Le demandeur doit présenter les originaux des pièces suivantes :

  • justificatif d’identité (carte d’identité ou passeport pour le Français, l’Européen ou le Suisse ; titre de séjour pour les autres étrangers impérativement à la bonne d-adresse),
  • Si vous êtes locataire : contrat de location + dernière quittance de loyer 
  • Si vous êtes propriétaire : acte de propriété + dernier avis de taxe foncière
  • justificatif de domicile (quittance de téléphone ou EDF ou EAUX) ;
  • tout document justifiant ses ressources (3 derniers bulletins de salaire, dernier avis d’imposition, indemnités chômage ou retraite, allocations familiales) et son engagement à prendre en charge financièrement l’étranger s’il est défaillant,
  • tout document sur sa capacité à héberger le ou les étrangers dans des conditions normales de logement (en termes de superficie, de sécurité, de salubrité et de confort du logement),
  • un timbre fiscal pour un montant de 30 €
  • si l’attestation d’accueil concerne un mineur non accompagné, une attestation sur papier libre des détenteurs de l’autorité parentale, précisant la durée et l’objet du séjour de l’enfant + copie de la pièce d’identité du signataire de l’attestation.
  • Se munir du numéro de passeport du ou des visiteurs, qui doit être inscrit sur le formulaire (ainsi que les dates de délivrance et d’expiration et lieu d’établissement) + état civil et adresse de la personne hébergée + dates exactes du séjour

 
À noter

  • Un justificatif d’assurance est exigé au consulat (prise soit par l’hébergeant soit par l’hébergé et présenté aux autorités consulaires lors de la demande de visa) ;
  • L’appréciation des conditions de logement est rétablie et des enquêtes au domicile sont possibles ;
  • L’engagement de l’hébergeant à prendre en charge les frais de séjour de l’hébergé si celui-ci ne peut le faire.
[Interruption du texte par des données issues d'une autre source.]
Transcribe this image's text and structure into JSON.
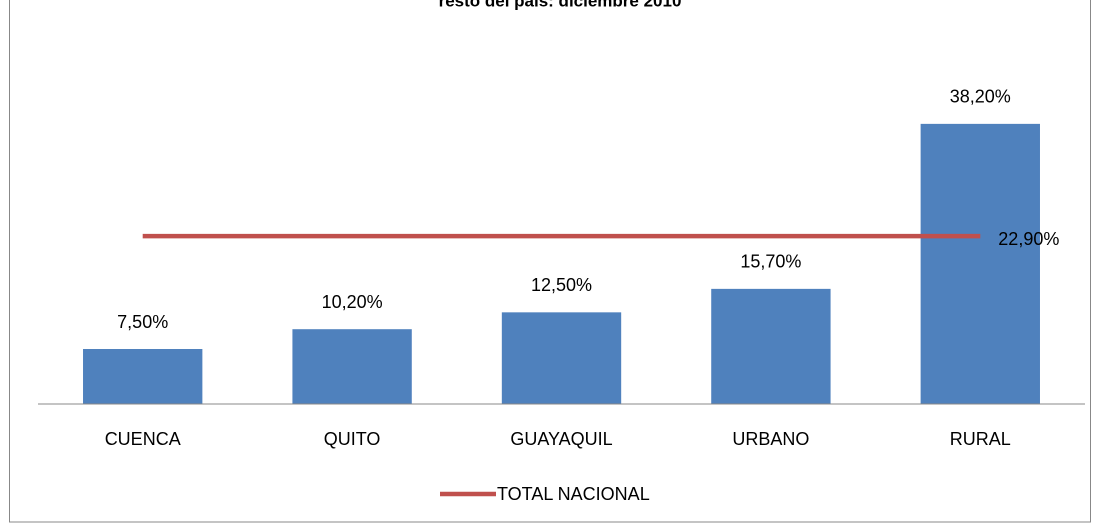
{
  "chart_data": {
    "type": "bar",
    "title": "resto del país: diciembre 2010",
    "categories": [
      "CUENCA",
      "QUITO",
      "GUAYAQUIL",
      "URBANO",
      "RURAL"
    ],
    "values": [
      7.5,
      10.2,
      12.5,
      15.7,
      38.2
    ],
    "value_labels": [
      "7,50%",
      "10,20%",
      "12,50%",
      "15,70%",
      "38,20%"
    ],
    "color": "#4f81bd",
    "ylim": [
      0,
      45
    ],
    "lines": [
      {
        "name": "TOTAL NACIONAL",
        "color": "#c0504d",
        "values": [
          22.9,
          22.9,
          22.9,
          22.9,
          22.9
        ],
        "value_labels": [
          null,
          null,
          null,
          null,
          "22,90%"
        ]
      }
    ],
    "legend": "bottom"
  }
}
Délivrance de l’attestation

Le délai d’obtention est habituellement entre 2 et 4 semaines.
 
La validation permet notamment au maire de vérifier que le signataire de l’attestation :

  • est bien la personne qui déclare accueillir le ou les visiteurs étrangers,
  • et qu’il peut héberger ses visiteurs dans des conditions normales de logement.
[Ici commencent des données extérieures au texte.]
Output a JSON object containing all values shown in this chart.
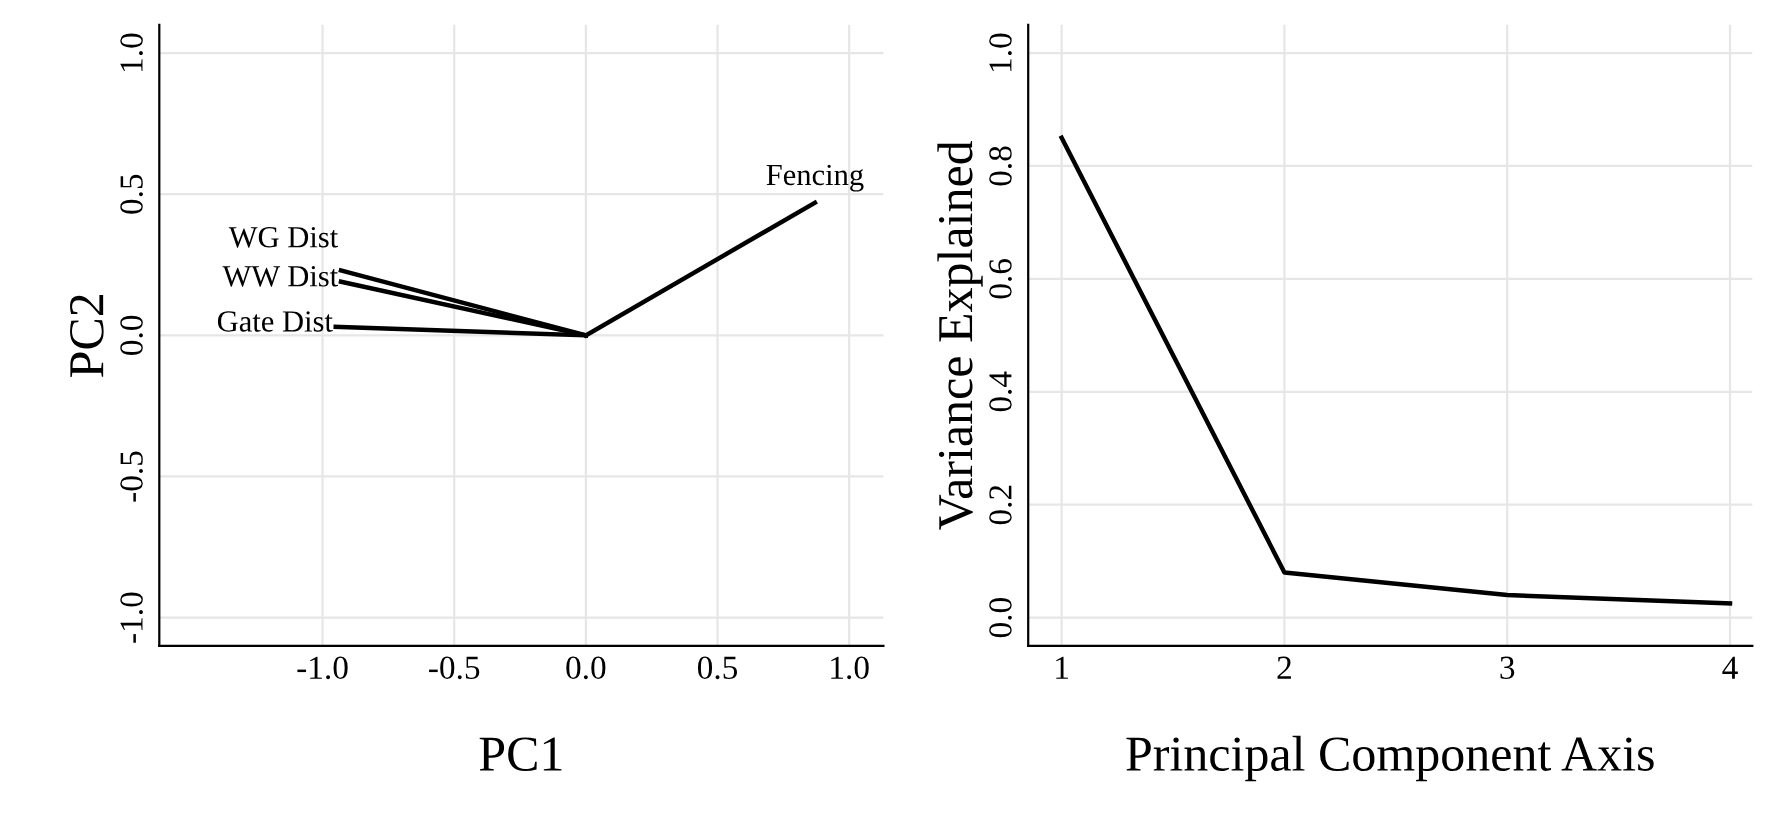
{
  "chart_data": [
    {
      "type": "line",
      "xlabel": "PC1",
      "ylabel": "PC2",
      "xlim": [
        -1.62,
        1.13
      ],
      "ylim": [
        -1.1,
        1.1
      ],
      "xticks": [
        {
          "value": -1.0,
          "label": "-1.0"
        },
        {
          "value": -0.5,
          "label": "-0.5"
        },
        {
          "value": 0.0,
          "label": "0.0"
        },
        {
          "value": 0.5,
          "label": "0.5"
        },
        {
          "value": 1.0,
          "label": "1.0"
        }
      ],
      "yticks": [
        {
          "value": -1.0,
          "label": "-1.0"
        },
        {
          "value": -0.5,
          "label": "-0.5"
        },
        {
          "value": 0.0,
          "label": "0.0"
        },
        {
          "value": 0.5,
          "label": "0.5"
        },
        {
          "value": 1.0,
          "label": "1.0"
        }
      ],
      "grid": true,
      "legend": false,
      "series": [
        {
          "name": "WG Dist",
          "color": "#000000",
          "x": [
            0,
            -0.93
          ],
          "values": [
            0,
            0.23
          ]
        },
        {
          "name": "WW Dist",
          "color": "#000000",
          "x": [
            0,
            -0.93
          ],
          "values": [
            0,
            0.19
          ]
        },
        {
          "name": "Gate Dist",
          "color": "#000000",
          "x": [
            0,
            -0.95
          ],
          "values": [
            0,
            0.03
          ]
        },
        {
          "name": "Fencing",
          "color": "#000000",
          "x": [
            0,
            0.87
          ],
          "values": [
            0,
            0.47
          ]
        }
      ]
    },
    {
      "type": "line",
      "xlabel": "Principal Component Axis",
      "ylabel": "Variance Explained",
      "xlim": [
        0.85,
        4.1
      ],
      "ylim": [
        -0.05,
        1.05
      ],
      "xticks": [
        1,
        2,
        3,
        4
      ],
      "yticks": [
        {
          "value": 0.0,
          "label": "0.0"
        },
        {
          "value": 0.2,
          "label": "0.2"
        },
        {
          "value": 0.4,
          "label": "0.4"
        },
        {
          "value": 0.6,
          "label": "0.6"
        },
        {
          "value": 0.8,
          "label": "0.8"
        },
        {
          "value": 1.0,
          "label": "1.0"
        }
      ],
      "grid": true,
      "legend": false,
      "series": [
        {
          "color": "#000000",
          "x": [
            1,
            2,
            3,
            4
          ],
          "values": [
            0.85,
            0.08,
            0.04,
            0.025
          ]
        }
      ]
    }
  ]
}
En cas d’avis favorable du maire, l’attestation d’accueil validée est délivrée au demandeur. Il doit se présenter en personne à la mairie.
La délivrance n’est pas forcément immédiate. Un examen approfondi du dossier ou une enquête dans le logement d’accueil peut être nécessaire. Dans ce cas, un récépissé de dépôt est remis au demandeur.
L’attestation d’accueil validée doit être transmise par l’hébergeant à l’étranger qu’il souhaite accueillir.
 
L’attestation d’accueil indique notamment :

  • l’identité du signataire,
  • le numéro du passeport, l’identité et la nationalité de l’étranger accueilli, et éventuellement ceux de son conjoint et de ses enfants mineurs qui l’accompagnent,
  • le lieu d’accueil prévu et les caractéristiques du logement,
  • qui, de l’étranger ou de l’accueillant, s’engage à souscrire une assurance prenant en charge à hauteur de 30 000 € minimum les dépenses pour les soins pouvant être reçus pendant le séjour en France.

Fiche pratique

Discipline au collège ou au lycée

Vérifié le 12/05/2021 – Direction de l’information légale et administrative (Première ministre)
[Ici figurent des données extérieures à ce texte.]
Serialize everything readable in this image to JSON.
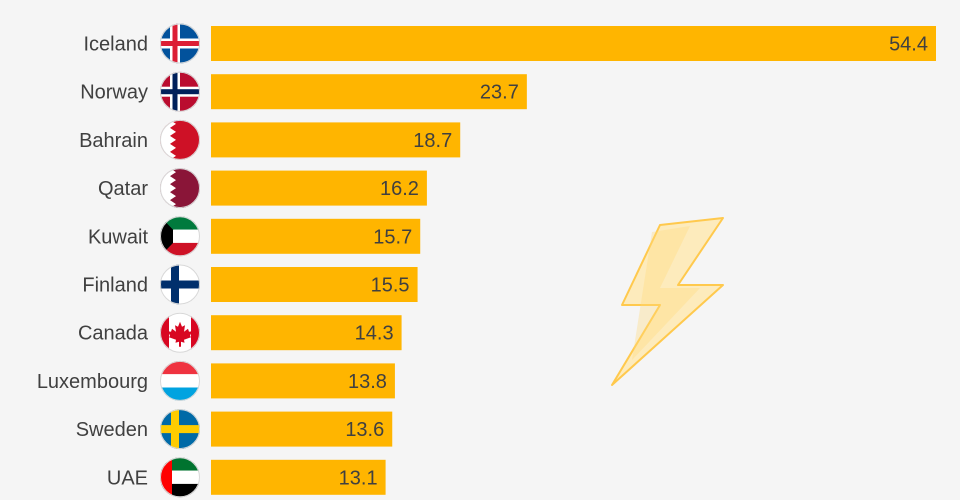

Le chef d’établissement engage une procédure disciplinaire lorsqu’un élève commet des violences ou un acte grave. Il peut décider lui-même de sanctionner l’élève. Il doit saisir obligatoirement le conseil de discipline de l’établissement lorsqu’un membre du personnel est victime de violences physiques. Dans des cas exceptionnels, il peut saisir le conseil de discipline départemental.

Le chef d’établissement décide seul s’il est nécessaire d’engager une procédure disciplinaire, éventuellement à la demande d’un membre de la communauté éducative.

La décision d’engager ou non une procédure disciplinaire ne peut pas faire l’objet d’un recours devant le tribunal.

Le chef d’établissement peut interdire à l’élève l’accès à l’établissement pendant au moins 2 jours avant de prononcer une sanction.

Il ne s’agit pas d’une sanction, mais d’une mesure exceptionnelle.

La procédure doit être prévue dans le règlement intérieur de l’établissement.

L’élève est informé des faits qu’on lui reproche et peut consulter son dossier.

Dans un délai d’au moins 2 jours, il a le droit de se défendre oralement ou par écrit et de se faire assister par une personne de son choix.

Son représentant légal peut également présenter des observations.

Le chef d’établissement doit justifier la sanction qu’il prend. Il doit également indiquer les voies et délais de recours.

La décision est envoyée à l’élève ou son représentant légal par lettre recommandée ou remise en main propre.

Le chef d’établissement l’inscrit dans un registre des sanctions.

Le chef d’établissement peut prononcer les sanctions suivantes :

  • Avertissement
  • Blâme
  • Mesure de responsabilisation jusqu’à 20 heures maximum
  • Exclusion temporaire de la classe jusqu’à 8 jours maximum
  • Exclusion temporaire de l’établissement jusqu’à 8 jours maximum

  À savoir

le sursis peut être prononcé pour la mesure de responsabilisation et l’exclusion temporaire de la classe ou de l’établissement. Une mesure de responsabilisation peut être décidée pour remplacer l’exclusion temporaire de la classe ou de l’établissement avec l’accord de l’élève.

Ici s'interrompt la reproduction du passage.